Robert spent most of the day running errands to get ready to haul out. I spent most of it sitting outside the laundry room with Madison working on the computer. The washing machine and dryer were busy and I had an opportunity to meet new cruisers, mostly heading south for the winter. The woman ahead of me and her husband, who stopped in to have a relatively minor repair done, are from Maine. Their boat is named, appropriately enough, Katahdin. The person doing laundry ahead of her had left their clothes in the only working dryer. Cathy, being a thoughtful person, was reluctant to take those things out and pile them on the table. I was in no hurry, so I told her it was fine to leave her clothes in the washer and wait for the other person to come back. Cathy went away and came back in 15 minutes. The clothes were still in the dryer, so we decided to wait a while longer. An hour later we made an executive decision to take the clothes in the dryer out and fold them. When we removed them, it turned out they were mostly rags and such used for boat cleaning. We laughed and Cathy proceeded to move her laundry to the dryer and I put mine in to wash. Cathy neatly folded the rags and left them on the folding table. Sometime later, the woman who owned the rags returned and laughed to find her pile neatly folded. She came out and thanked me for being so nice. I explained that it was Cathy who had folded them. Laundry room etiquette is very important.

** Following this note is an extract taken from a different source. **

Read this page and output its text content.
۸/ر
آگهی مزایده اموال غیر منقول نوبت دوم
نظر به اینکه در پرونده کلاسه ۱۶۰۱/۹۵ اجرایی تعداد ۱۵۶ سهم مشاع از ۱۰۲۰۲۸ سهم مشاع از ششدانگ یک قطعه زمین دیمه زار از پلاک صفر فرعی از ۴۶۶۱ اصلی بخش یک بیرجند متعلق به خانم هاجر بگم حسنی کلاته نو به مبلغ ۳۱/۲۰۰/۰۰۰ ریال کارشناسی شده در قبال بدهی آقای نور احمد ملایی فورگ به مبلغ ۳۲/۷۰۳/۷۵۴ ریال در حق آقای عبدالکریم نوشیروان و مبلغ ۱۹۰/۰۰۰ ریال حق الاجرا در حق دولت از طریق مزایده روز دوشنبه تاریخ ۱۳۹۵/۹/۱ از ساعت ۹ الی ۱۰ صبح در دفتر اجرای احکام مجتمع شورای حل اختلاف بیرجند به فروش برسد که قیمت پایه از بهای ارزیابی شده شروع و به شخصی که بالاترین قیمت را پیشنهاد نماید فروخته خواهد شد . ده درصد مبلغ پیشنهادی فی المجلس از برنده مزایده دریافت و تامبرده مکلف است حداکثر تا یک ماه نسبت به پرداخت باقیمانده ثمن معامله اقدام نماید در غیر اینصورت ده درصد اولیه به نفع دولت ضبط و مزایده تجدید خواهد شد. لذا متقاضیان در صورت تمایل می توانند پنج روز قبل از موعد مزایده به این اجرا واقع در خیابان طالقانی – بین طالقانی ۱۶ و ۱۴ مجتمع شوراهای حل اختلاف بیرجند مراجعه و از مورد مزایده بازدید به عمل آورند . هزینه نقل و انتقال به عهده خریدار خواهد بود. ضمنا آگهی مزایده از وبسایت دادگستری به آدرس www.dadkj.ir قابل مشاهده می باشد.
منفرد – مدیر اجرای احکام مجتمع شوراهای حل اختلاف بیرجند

A fondness for bus routes???
It was a beautiful sunny day, but by late afternoon there was a chill in the air. Boats are coming into the anchorage for the night and leaving early in the morning, presumably bound for warmer climes. Robert wants to go with them. Last night he was reminiscing fondly of getting around on bicycles and figuring out bus schedules.
"I don't want to go back to cars," he said. He sounded a bit petulant.
We left Reedville about 8:30 a.m. and spent a cool, crisp, clear day on the water with variable winds mostly from the southeast. We put up the sails when we headed down the bay and sailed for about three of the six hours it took us to get to Deltaville. We didn't make as good time as we would have motoring, but it was wonderful to be sailing on our last day on the water this year.
As we left Reedville we saw a bald eagle and as we sailed down the bay a great egret passed us headed south. We've encountered two or three Monarch butterflies on the water in the last couple of weeks, presumably migrating south. One brushed by the bimini and almost came into the cockpit. We've seen another kind of butterfly often out over the water, but one has never gotten close enough so we can figure out what it is.
Back in Deltaville
We arrived in Deltaville about 2:30 p.m. and for the first time going or coming, we didn't run aground in the channel into Jackson Creek. We're anchored in Jackson Creek until Wednesday when we're scheduled to be pulled out and put somewhere in the boat yard.
In late afternoon we took Madison for a walk to the Deltaville Maritime Museum campus. As left the marina we saw a small flock of Golden Crown Kinglets in a red cedar tree in the large open area beside the marina office.
The "Explorer" is on display at the museum on a trailer there. The F.D. Crockett, a buyboat restored by the museum, is also on display at the dock. The Crockett was off at an event somewhere on the bay when we were at the museum during the summer. It will be fun to poke around the museum again during the next couple of days.